According to the Bitglass 2018 BYOD Report, 51 percent of 400 surveyed IT experts say mobile device threats have increased, but only 30 percent feel they are correctly guarding against them. That’s a big problem for sectors like healthcare, finance, and government that are turning to multi-factor authentication solutions to secure data access in the mobile age.
Multi-factor authentication is widely seen as the most viable approach to user access security across these and other sectors. Despite its many benefits, a centralized approach to roll-out has proven to be a challenge for IT teams and end users for several reasons. First off, all multi-factor authentication methods are not created equal nor do they use the same form factors and application methods.

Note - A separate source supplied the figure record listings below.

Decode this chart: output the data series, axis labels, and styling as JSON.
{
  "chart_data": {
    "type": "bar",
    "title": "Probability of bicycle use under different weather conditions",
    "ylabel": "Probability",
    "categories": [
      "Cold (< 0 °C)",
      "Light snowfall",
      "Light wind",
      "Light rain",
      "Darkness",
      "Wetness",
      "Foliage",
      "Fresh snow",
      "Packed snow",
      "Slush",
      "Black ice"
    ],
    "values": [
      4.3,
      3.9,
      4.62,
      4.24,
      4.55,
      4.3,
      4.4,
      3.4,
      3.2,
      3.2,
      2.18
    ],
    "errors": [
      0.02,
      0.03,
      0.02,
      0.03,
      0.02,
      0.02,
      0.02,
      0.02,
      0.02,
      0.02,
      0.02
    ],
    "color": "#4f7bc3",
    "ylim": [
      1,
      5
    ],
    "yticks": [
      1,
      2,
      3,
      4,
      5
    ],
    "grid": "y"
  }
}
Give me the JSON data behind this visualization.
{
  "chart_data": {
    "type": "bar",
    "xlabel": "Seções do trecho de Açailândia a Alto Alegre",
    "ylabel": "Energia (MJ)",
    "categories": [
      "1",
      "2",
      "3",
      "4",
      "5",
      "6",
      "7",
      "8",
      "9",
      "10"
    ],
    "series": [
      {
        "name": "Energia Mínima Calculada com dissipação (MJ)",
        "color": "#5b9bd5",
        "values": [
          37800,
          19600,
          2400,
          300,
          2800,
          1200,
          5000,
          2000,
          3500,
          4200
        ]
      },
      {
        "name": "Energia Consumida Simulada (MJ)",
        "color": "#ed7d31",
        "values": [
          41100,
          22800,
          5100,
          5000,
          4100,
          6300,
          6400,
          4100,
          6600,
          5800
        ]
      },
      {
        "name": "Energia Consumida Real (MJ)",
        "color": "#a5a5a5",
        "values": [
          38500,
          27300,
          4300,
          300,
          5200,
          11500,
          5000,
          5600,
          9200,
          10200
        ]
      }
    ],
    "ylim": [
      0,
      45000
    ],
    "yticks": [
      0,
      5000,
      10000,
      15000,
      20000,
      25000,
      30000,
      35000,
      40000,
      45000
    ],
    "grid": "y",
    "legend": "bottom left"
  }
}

Depending on the form factor and implementation method, MFA can get pushback from the workforce, IT teams, and those that must contain costs in an enterprise. Each group has the following concerns:
• Workforce fears of inconvenience and user friction for system, applications, databases, mobile devices, and desktops
• Technical implementation and management complexity by IT and system administrators
• Unrestrained implementation, rollout, and ongoing management costs of the systems
A perfect example of challenges with standalone MFA solutions is remote access to the email exchange server where security concerns are an ever-present issue. Traditional VPNs fall short of the data-in-transit security needs for PHI, PII and other sensitive data that must flow beyond the safety of the network.
Here is where exchange online multi-factor authentication becomes a dual challenge for enterprises. On the one hand, end users, IT personnel, and exchange administrators must deal with constant VPN access permission sign on and possible data in transit security challenges posed by traditional VPN. Traditional VPNs also put data at risk by transporting data between the network and the device.
Healthcare, finance, and government entities are continually dealing with staffing changes and contractors that will need temporary access to a wide variety of systems and applications. This makes for a great deal of work for IT teams and system administrators that must track and manage those access permissions cycles. The best way to address these challenges collectively is via a single adaptable form factor that can deliver an ideal UX and broad integration capabilities while providing trusted security and cost-effectiveness.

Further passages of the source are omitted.